I had read Tracy Kidder's book, Mountains Beyond Mountains, about Dr. Paul Farmer's work with Haitians and Multi-Drug Resistant Tuberculosis. Port Au Prince, in its effort to be a haven for tourists, dammed rivers cutting off water supplies to rural areas. Not only did they have no water for agriculture, they had no water for washing and little for drinking. This is apparently largely the reason that rural families turned to burning down the forests of Haiti to make charcoal - it was what they had left.

It is time for people in the US to stop seeing the Caribbean Islands as simply places to drink rum on a sunny beach or as places to hoard their ill-gotten wealth. Just as we are taught in high school history that the Civil War was fought to end slavery (it wasn't) and that reconstruction worked (it didn't), we must see that imperialism did not end. It simply changed names - took on an alias. Now we call our imperialism the conspicuous consumption driven work of US based multinational corporations like McDonald's, Coca-Cola and Unilever, WR Grace and Monsanto. The US won the war of independence from Britain, but the apple did not fall far from the tree. And here we sit, rotting under that tree of slavery and domination today, acting just like the very government from which we strove to free ourselves. We're fast running out of nations to exploit. Have we extracted enough from other nations, while we conveniently ignore their sovereignty? How many trillions have been spent to keep the brown man down? It is time the US and European nations wake up to the fact that white men and women are in the global minority. Maybe it's time for France to rethink that reparation deal - maybe Frenchmen are wondering right now if it isn't time to repay with interest the reparations that built their fantastic monuments.

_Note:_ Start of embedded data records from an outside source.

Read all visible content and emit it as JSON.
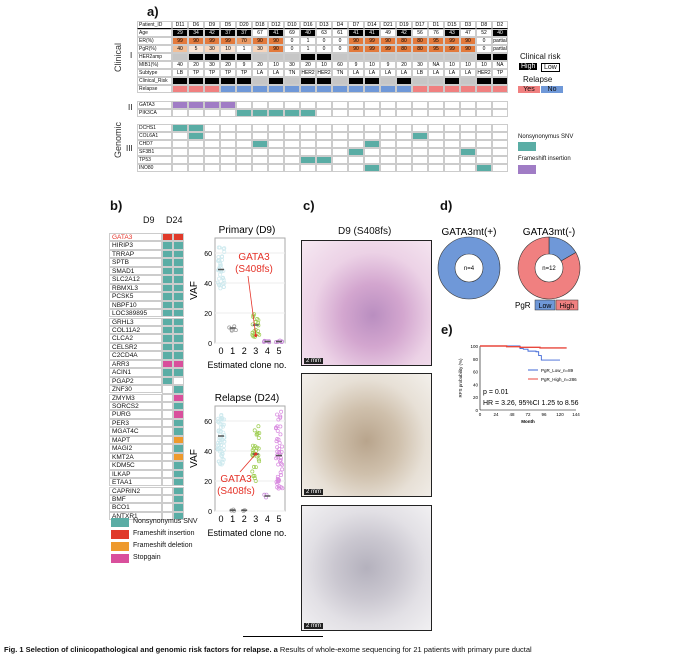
{
  "panel_a": {
    "label": "a)",
    "section_clinical": "Clinical",
    "section_genomic": "Genomic",
    "tier_I": "I",
    "tier_II": "II",
    "tier_III": "III",
    "columns": [
      "D11",
      "D6",
      "D9",
      "D5",
      "D20",
      "D18",
      "D12",
      "D10",
      "D16",
      "D13",
      "D4",
      "D7",
      "D14",
      "D21",
      "D19",
      "D17",
      "D1",
      "D15",
      "D3",
      "D8",
      "D2"
    ],
    "row_labels": {
      "id": "Patient_ID",
      "age": "Age",
      "er": "ER(%)",
      "pgr": "PgR(%)",
      "her2": "HER2amp",
      "mib1": "MIB1(%)",
      "subtype": "Subtype",
      "risk": "Clinical_Risk",
      "relapse": "Relapse"
    },
    "age": [
      "29",
      "34",
      "42",
      "37",
      "37",
      "67",
      "41",
      "69",
      "40",
      "63",
      "61",
      "41",
      "41",
      "49",
      "42",
      "56",
      "76",
      "43",
      "47",
      "52",
      "40"
    ],
    "er": [
      "99",
      "90",
      "99",
      "99",
      "70",
      "90",
      "90",
      "0",
      "1",
      "0",
      "0",
      "90",
      "99",
      "90",
      "80",
      "80",
      "95",
      "99",
      "90",
      "0",
      "partial"
    ],
    "pgr": [
      "40",
      "5",
      "30",
      "10",
      "1",
      "30",
      "90",
      "0",
      "1",
      "0",
      "0",
      "90",
      "99",
      "99",
      "80",
      "80",
      "95",
      "99",
      "90",
      "0",
      "partial"
    ],
    "her2amp": [
      0,
      1,
      1,
      1,
      1,
      0,
      0,
      0,
      1,
      1,
      0,
      0,
      0,
      0,
      0,
      0,
      0,
      0,
      0,
      1,
      1
    ],
    "mib1": [
      "40",
      "20",
      "30",
      "20",
      "9",
      "20",
      "10",
      "30",
      "20",
      "10",
      "60",
      "9",
      "10",
      "9",
      "20",
      "30",
      "NA",
      "10",
      "10",
      "10",
      "NA"
    ],
    "subtype": [
      "LB",
      "TP",
      "TP",
      "TP",
      "TP",
      "LA",
      "LA",
      "TN",
      "HER2",
      "HER2",
      "TN",
      "LA",
      "LA",
      "LA",
      "LA",
      "LB",
      "LA",
      "LA",
      "LA",
      "HER2",
      "TP"
    ],
    "clinical_risk_high": [
      1,
      1,
      1,
      1,
      1,
      0,
      1,
      0,
      1,
      1,
      0,
      1,
      1,
      0,
      1,
      0,
      0,
      1,
      0,
      1,
      1
    ],
    "relapse": [
      1,
      1,
      1,
      0,
      0,
      0,
      0,
      0,
      0,
      0,
      0,
      0,
      0,
      0,
      0,
      1,
      1,
      1,
      1,
      1,
      1
    ],
    "tier2_genes": [
      {
        "name": "GATA3",
        "type": "fs",
        "cols": [
          0,
          1,
          2,
          3
        ]
      },
      {
        "name": "PIK3CA",
        "type": "snv",
        "cols": [
          4,
          5,
          6,
          7,
          8
        ]
      }
    ],
    "tier3_genes": [
      {
        "name": "DCHS1",
        "type": "snv",
        "cols": [
          0,
          1
        ]
      },
      {
        "name": "COL6A1",
        "type": "snv",
        "cols": [
          1,
          15
        ]
      },
      {
        "name": "CHD7",
        "type": "snv",
        "cols": [
          5,
          12
        ]
      },
      {
        "name": "SF3B1",
        "type": "snv",
        "cols": [
          11,
          18
        ]
      },
      {
        "name": "TP53",
        "type": "snv",
        "cols": [
          8,
          9
        ]
      },
      {
        "name": "INO80",
        "type": "snv",
        "cols": [
          12,
          19
        ]
      }
    ],
    "legend": {
      "clinical_risk": "Clinical risk",
      "high": "High",
      "low": "Low",
      "relapse": "Relapse",
      "yes": "Yes",
      "no": "No",
      "snv": "Nonsynonymus SNV",
      "fs_ins": "Frameshift insertion"
    }
  },
  "colors": {
    "snv": "#5aada5",
    "fs_ins": "#a07cc5",
    "fs_del": "#ee9a2e",
    "stopgain": "#d94f9c",
    "gata3_fs": "#e03a2a",
    "yes": "#f08080",
    "no": "#6f98d8",
    "er_high": "#e37a3c",
    "gray": "#c6c6c6",
    "red": "#e53228"
  },
  "panel_b": {
    "label": "b)",
    "col_d9": "D9",
    "col_d24": "D24",
    "genes": [
      [
        "GATA3",
        "fs_ins",
        "fs_ins"
      ],
      [
        "HIRIP3",
        "snv",
        "snv"
      ],
      [
        "TRRAP",
        "snv",
        "snv"
      ],
      [
        "SPTB",
        "snv",
        "snv"
      ],
      [
        "SMAD1",
        "snv",
        "snv"
      ],
      [
        "SLC2A12",
        "snv",
        "snv"
      ],
      [
        "RBMXL3",
        "snv",
        "snv"
      ],
      [
        "PCSK5",
        "snv",
        "snv"
      ],
      [
        "NBPF10",
        "snv",
        "snv"
      ],
      [
        "LOC389895",
        "snv",
        "snv"
      ],
      [
        "GRHL3",
        "snv",
        "snv"
      ],
      [
        "COL11A2",
        "snv",
        "snv"
      ],
      [
        "CLCA2",
        "snv",
        "snv"
      ],
      [
        "CELSR2",
        "snv",
        "snv"
      ],
      [
        "C2CD4A",
        "snv",
        "snv"
      ],
      [
        "ARR3",
        "stopgain",
        "stopgain"
      ],
      [
        "ACIN1",
        "snv",
        "snv"
      ],
      [
        "PGAP2",
        "snv",
        ""
      ],
      [
        "ZNF30",
        "",
        "snv"
      ],
      [
        "ZMYM3",
        "",
        "stopgain"
      ],
      [
        "SORCS2",
        "",
        "snv"
      ],
      [
        "PURG",
        "",
        "stopgain"
      ],
      [
        "PER3",
        "",
        "snv"
      ],
      [
        "MGAT4C",
        "",
        "snv"
      ],
      [
        "MAPT",
        "",
        "fs_del"
      ],
      [
        "MAGI2",
        "",
        "snv"
      ],
      [
        "KMT2A",
        "",
        "fs_del"
      ],
      [
        "KDM5C",
        "",
        "snv"
      ],
      [
        "ILKAP",
        "",
        "snv"
      ],
      [
        "ETAA1",
        "",
        "snv"
      ],
      [
        "CAPRIN2",
        "",
        "snv"
      ],
      [
        "BMF",
        "",
        "snv"
      ],
      [
        "BCO1",
        "",
        "snv"
      ],
      [
        "ANTXR1",
        "",
        "snv"
      ]
    ],
    "legend": {
      "snv": "Nonsynonymus SNV",
      "fs_ins": "Frameshift insertion",
      "fs_del": "Frameshift deletion",
      "stopgain": "Stopgain"
    }
  },
  "chart_data": [
    {
      "type": "scatter",
      "title": "Primary (D9)",
      "xlabel": "Estimated clone no.",
      "ylabel": "VAF",
      "ylim": [
        0,
        70
      ],
      "yticks": [
        "0",
        "20",
        "40",
        "60"
      ],
      "xticks": [
        "0",
        "1",
        "2",
        "3",
        "4",
        "5"
      ],
      "annotation": {
        "line1": "GATA3",
        "line2": "(S408fs)",
        "clone": 3,
        "vaf": 5
      },
      "clones": [
        {
          "clone": 0,
          "median": 49,
          "min": 35,
          "max": 65,
          "n": 40,
          "color": "#cde9ee"
        },
        {
          "clone": 1,
          "median": 10,
          "min": 7,
          "max": 13,
          "n": 5,
          "color": "#999999"
        },
        {
          "clone": 3,
          "median": 12,
          "min": 4,
          "max": 21,
          "n": 20,
          "color": "#9ccc4e"
        },
        {
          "clone": 4,
          "median": 1,
          "min": 0.5,
          "max": 2,
          "n": 6,
          "color": "#c78ad8"
        },
        {
          "clone": 5,
          "median": 1,
          "min": 0.5,
          "max": 2,
          "n": 6,
          "color": "#c78ad8"
        }
      ]
    },
    {
      "type": "scatter",
      "title": "Relapse (D24)",
      "xlabel": "Estimated clone no.",
      "ylabel": "VAF",
      "ylim": [
        0,
        70
      ],
      "yticks": [
        "0",
        "20",
        "40",
        "60"
      ],
      "xticks": [
        "0",
        "1",
        "2",
        "3",
        "4",
        "5"
      ],
      "annotation": {
        "line1": "GATA3",
        "line2": "(S408fs)",
        "clone": 3,
        "vaf": 38
      },
      "clones": [
        {
          "clone": 0,
          "median": 50,
          "min": 30,
          "max": 65,
          "n": 60,
          "color": "#cde9ee"
        },
        {
          "clone": 1,
          "median": 0.5,
          "min": 0,
          "max": 1,
          "n": 3,
          "color": "#999999"
        },
        {
          "clone": 2,
          "median": 0.5,
          "min": 0,
          "max": 1,
          "n": 2,
          "color": "#999999"
        },
        {
          "clone": 3,
          "median": 38,
          "min": 20,
          "max": 58,
          "n": 30,
          "color": "#9ccc4e"
        },
        {
          "clone": 4,
          "median": 10,
          "min": 9,
          "max": 12,
          "n": 3,
          "color": "#c78ad8"
        },
        {
          "clone": 5,
          "median": 37,
          "min": 15,
          "max": 68,
          "n": 50,
          "color": "#d98be0"
        }
      ]
    },
    {
      "type": "pie",
      "title": "GATA3mt(+)",
      "center_label": "n=4",
      "values": [
        4,
        0
      ],
      "labels": [
        "Low",
        "High"
      ]
    },
    {
      "type": "pie",
      "title": "GATA3mt(-)",
      "center_label": "n=12",
      "values": [
        2,
        10
      ],
      "labels": [
        "Low",
        "High"
      ]
    },
    {
      "type": "line",
      "xlabel": "Month",
      "ylabel": "RFS probability (%)",
      "xlim": [
        0,
        144
      ],
      "ylim": [
        0,
        100
      ],
      "xticks": [
        0,
        24,
        48,
        72,
        96,
        120,
        144
      ],
      "yticks": [
        0,
        20,
        40,
        60,
        80,
        100
      ],
      "series": [
        {
          "name": "PgR_Low_n=89",
          "color": "#3e66d6",
          "x": [
            0,
            30,
            60,
            65,
            72,
            84,
            88,
            92,
            120
          ],
          "y": [
            100,
            100,
            96,
            95,
            92,
            91,
            85,
            78,
            78
          ]
        },
        {
          "name": "PgR_High_n=286",
          "color": "#e8473c",
          "x": [
            0,
            40,
            60,
            90,
            130
          ],
          "y": [
            100,
            99,
            98,
            97,
            97
          ]
        }
      ],
      "stats": {
        "p": "p = 0.01",
        "hr": "HR = 3.26, 95%CI 1.25 to 8.56"
      }
    }
  ],
  "panel_c": {
    "label": "c)",
    "title": "D9 (S408fs)",
    "scale": "2 mm"
  },
  "panel_d": {
    "label": "d)",
    "legend_title": "PgR",
    "low": "Low",
    "high": "High"
  },
  "panel_e": {
    "label": "e)"
  },
  "caption": {
    "bold": "Fig. 1 Selection of clinicopathological and genomic risk factors for relapse. a",
    "text": " Results of whole-exome sequencing for 21 patients with primary pure ductal"
  }
}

yep, Deb, that's dire poverty

How poor do you have to be to sell your children?

It is not just in Haiti. China and India have complex histories of the same practice. And not all children are sold to adoptive parents in comfy exurbs in the US, many are sold into slavery. Many wars later what have we achieved? Not much, but we have managed to arrange a pretty big, embroidered, ruffled, rhinestoned cover-up. It is not easy... I am playing catch-up on "things I should have learned in school". Well, what can I say? Better late than never?

As I walked to the library just now, I was thinking about bottlenecks and distribution. I'll let you know if I ever put together a "big picture". For now I am still zooming in and zooming out on that big google map of the world and it's history.